Alexandre Badadone, qui plaide lui-même sa cause, expose le cas : sa vie a volé en éclat après que sa femme et sa fille ont lu ce roman, et l’y ont reconnu dans les traits de Bel. Alexandre veut défendre son droit à la sphère intime, bafouée par la révélation de ce secret familial.  Pauline Jobert maintient qu’il ne s’agit que de fiction, et qu’elle ne s’est jamais appropriée la confidence d’Alexandre pour tracer l’intrigue de son roman. Elle invoque notamment la vraisemblance littéraire, et le fait que ses livres parlent avant tout des femmes dans une société patriarcale : sa propre vie lui fournit parfois des points de départ, mais jamais une trame toute faite.

Avec des costumes de magistrats, un décor intégrant des barres pour témoigner, et des coloris qui évoquent l’ambiance d’une salle d’audience, la mise en scène permet aux spectateur·ices de questionner leur propre vérité, et leur jugement de la fiction.

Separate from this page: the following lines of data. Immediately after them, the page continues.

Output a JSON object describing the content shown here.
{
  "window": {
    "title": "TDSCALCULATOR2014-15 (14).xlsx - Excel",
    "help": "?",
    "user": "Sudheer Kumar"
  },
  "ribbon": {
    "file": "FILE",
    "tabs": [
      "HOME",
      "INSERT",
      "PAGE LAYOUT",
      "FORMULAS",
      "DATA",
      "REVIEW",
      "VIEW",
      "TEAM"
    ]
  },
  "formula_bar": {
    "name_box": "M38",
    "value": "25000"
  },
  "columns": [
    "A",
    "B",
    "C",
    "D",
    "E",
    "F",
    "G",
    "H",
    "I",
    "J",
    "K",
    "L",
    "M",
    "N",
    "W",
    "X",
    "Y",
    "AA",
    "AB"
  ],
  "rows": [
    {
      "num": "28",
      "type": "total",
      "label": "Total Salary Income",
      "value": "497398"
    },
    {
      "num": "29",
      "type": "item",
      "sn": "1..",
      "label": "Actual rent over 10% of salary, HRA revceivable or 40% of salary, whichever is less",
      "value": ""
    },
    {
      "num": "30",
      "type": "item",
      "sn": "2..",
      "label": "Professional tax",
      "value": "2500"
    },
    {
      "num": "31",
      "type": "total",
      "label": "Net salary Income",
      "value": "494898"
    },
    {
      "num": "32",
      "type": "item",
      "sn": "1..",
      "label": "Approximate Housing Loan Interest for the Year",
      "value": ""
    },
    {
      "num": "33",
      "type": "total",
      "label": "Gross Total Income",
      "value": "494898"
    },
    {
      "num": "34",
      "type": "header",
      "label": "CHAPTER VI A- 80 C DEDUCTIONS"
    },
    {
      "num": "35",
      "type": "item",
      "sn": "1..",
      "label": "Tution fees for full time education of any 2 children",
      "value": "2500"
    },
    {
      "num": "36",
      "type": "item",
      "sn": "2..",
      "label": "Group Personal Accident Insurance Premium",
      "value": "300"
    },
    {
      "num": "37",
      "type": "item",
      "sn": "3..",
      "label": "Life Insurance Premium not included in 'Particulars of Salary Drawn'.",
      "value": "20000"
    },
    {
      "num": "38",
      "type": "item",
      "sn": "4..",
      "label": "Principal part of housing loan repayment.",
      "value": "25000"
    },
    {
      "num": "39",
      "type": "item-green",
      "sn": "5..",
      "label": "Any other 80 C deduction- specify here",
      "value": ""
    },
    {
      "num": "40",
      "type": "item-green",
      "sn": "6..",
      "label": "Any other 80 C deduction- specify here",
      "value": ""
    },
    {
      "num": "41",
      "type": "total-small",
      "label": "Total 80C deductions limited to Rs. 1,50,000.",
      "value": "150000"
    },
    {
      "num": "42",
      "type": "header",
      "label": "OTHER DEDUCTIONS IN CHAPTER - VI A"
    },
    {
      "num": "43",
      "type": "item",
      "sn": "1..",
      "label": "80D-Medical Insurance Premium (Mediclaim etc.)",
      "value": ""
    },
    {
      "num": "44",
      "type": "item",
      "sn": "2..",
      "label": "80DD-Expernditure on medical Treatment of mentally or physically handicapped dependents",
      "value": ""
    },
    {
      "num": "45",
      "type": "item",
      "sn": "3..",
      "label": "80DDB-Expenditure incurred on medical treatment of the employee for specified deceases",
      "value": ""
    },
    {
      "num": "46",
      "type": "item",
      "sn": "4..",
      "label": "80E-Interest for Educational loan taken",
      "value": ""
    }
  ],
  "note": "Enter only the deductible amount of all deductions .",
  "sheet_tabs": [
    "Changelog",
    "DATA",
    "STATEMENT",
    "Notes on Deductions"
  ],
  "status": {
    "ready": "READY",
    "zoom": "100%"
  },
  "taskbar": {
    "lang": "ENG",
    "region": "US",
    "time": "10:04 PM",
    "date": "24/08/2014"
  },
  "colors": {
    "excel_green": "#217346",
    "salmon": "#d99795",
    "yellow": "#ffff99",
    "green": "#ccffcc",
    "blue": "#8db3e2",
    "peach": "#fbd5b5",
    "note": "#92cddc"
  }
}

Chaque partie propose des arguments recevables, prenant tour à tour la parole et utilisant des témoins pour étayer ses dires. Pauline Jobert met en avant son imagination et la liberté artistique, et Alexandre Badadone attendrit le public en montrant tous les basculements qui sont survenus dans sa vie à cause de ce livre. Le sérieux de ces deux témoignages renforce l’impression de véracité. Mais ce sentiment est contrebalancé par les apparitions des témoins, qui font preuve de beaucoup d’humour en incarnant des stéréotypes : l’humoriste qui utilise le procès comme terreau pour ses futurs spectacles ; la détective privée, qui explique en détail son processus de recherche « en entonnoir, pour se rapprocher de sa cible » ; le psychiatre, qui analyse les scènes érotiques du roman ; la chroniqueuse radio, qui a adoré ce roman lu sur une plage italienne ; la secrétaire juridique, qui tente maladroitement de défendre l’honneur de son employeur. Ces témoins se débattent tous dans ce nœud juridique, utilisant leur propre appréciation du roman pour donner leur avis sur le cas.

Le mystère autour du roman est aussi l’un des ressorts dramaturgiques. On ne comprend pas immédiatement ce que reproche Alexandre Badadone à Pauline Jobert, si ce n’est l’omniprésence de ce secret le reliant au personnage de Bel. Au fur et à mesure de l’avancée du spectacle, on en vient presque à vouloir que ce roman existe afin de pouvoir le lire et se forger sa propre opinion sur le procès. La vérité n’est pas claire, et elle se trouble au fur et à mesure des témoignages et des confidences, tandis que les lumières s’assombrissent aussi. Les quatre acteurs (Alain Borek, Marion Chabloz, Mélanie Foulon et David Gobet) jouent leur rôle dans le procès, mais ils incarnent aussi les différents témoins qui interviennent à la barre, ce qui floute encore plus le rapport à la vérité. L’effet de brouillage est encore accentué par l’incarnation d’un dialogue censé être une scène du livre, dans lequel David Gobet, qui incarne Bardadone, prend ici les traits de Bel. Le public repart donc de cette salle en s’interrogeant encore sur l’impact qu’a pu causer ce roman sur la vie privée d’Alexandre Badadone, et sur les limites que la fiction entretient avec la réalité.